Recently, she has taken to saying mockingly, “I’m going to the store!”

She then slides under his bed and brings up random items, holding them aloft with her thin brown arm. “Who needs a small tube of toothpaste?” “Who wants a water glass?” And, one day, “Look! My keys!"

This next story happened to someone I barely know but heard about from a friend. A perfectly nice family walked into their kitchen one evening and found a young possum nosing around, possibly looking for the cat’s food.

The young possum, alarmed at the appearance of large, loud potential predators (people), raced to a corner and hid its face behind a medium-sized surge protector. The rest of its small body, of course, was perfectly visible but this guy hadn’t yet mastered peek-a-boo so he felt safe.
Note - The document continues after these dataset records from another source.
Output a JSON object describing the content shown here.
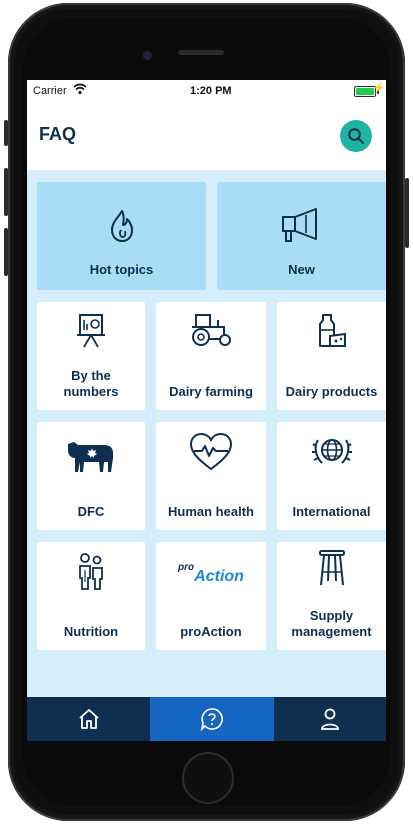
{
  "status": {
    "carrier": "Carrier",
    "time": "1:20 PM",
    "wifi_icon": "wifi-icon",
    "battery_level": 1.0
  },
  "header": {
    "title": "FAQ",
    "search_icon": "search-icon"
  },
  "tiles": {
    "hot_topics": {
      "label": "Hot topics",
      "icon": "flame-icon"
    },
    "new": {
      "label": "New",
      "icon": "megaphone-icon"
    },
    "by_the_numbers": {
      "label": "By the numbers",
      "icon": "chart-board-icon"
    },
    "dairy_farming": {
      "label": "Dairy farming",
      "icon": "tractor-icon"
    },
    "dairy_products": {
      "label": "Dairy products",
      "icon": "milk-cheese-icon"
    },
    "dfc": {
      "label": "DFC",
      "icon": "cow-icon"
    },
    "human_health": {
      "label": "Human health",
      "icon": "heart-pulse-icon"
    },
    "international": {
      "label": "International",
      "icon": "globe-laurel-icon"
    },
    "nutrition": {
      "label": "Nutrition",
      "icon": "family-icon"
    },
    "proaction": {
      "label": "proAction",
      "logo_prefix": "pro",
      "logo_text": "Action",
      "icon": "proaction-logo"
    },
    "supply_management": {
      "label": "Supply management",
      "icon": "stool-icon"
    }
  },
  "tabbar": {
    "items": [
      {
        "name": "home",
        "icon": "home-icon"
      },
      {
        "name": "faq",
        "icon": "help-icon",
        "active": true
      },
      {
        "name": "profile",
        "icon": "user-icon"
      }
    ]
  },
  "colors": {
    "background": "#d6eefb",
    "large_tile": "#a8dcf7",
    "text": "#0f2f50",
    "accent": "#1fb3a2",
    "tabbar": "#0f2f50",
    "tab_active": "#1466c0"
  }
}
It’s kind of like how teenagers view the neighbors when they decide to have a beer bust. They can’t see you in your house so it never occurs to them that you will call the cops and have it broken up.

I pity those people in perfect houses with no messes, no dust and no annoying children singing annoying songs when they really should be getting dressed for school. A good dose of chaos really is more fun.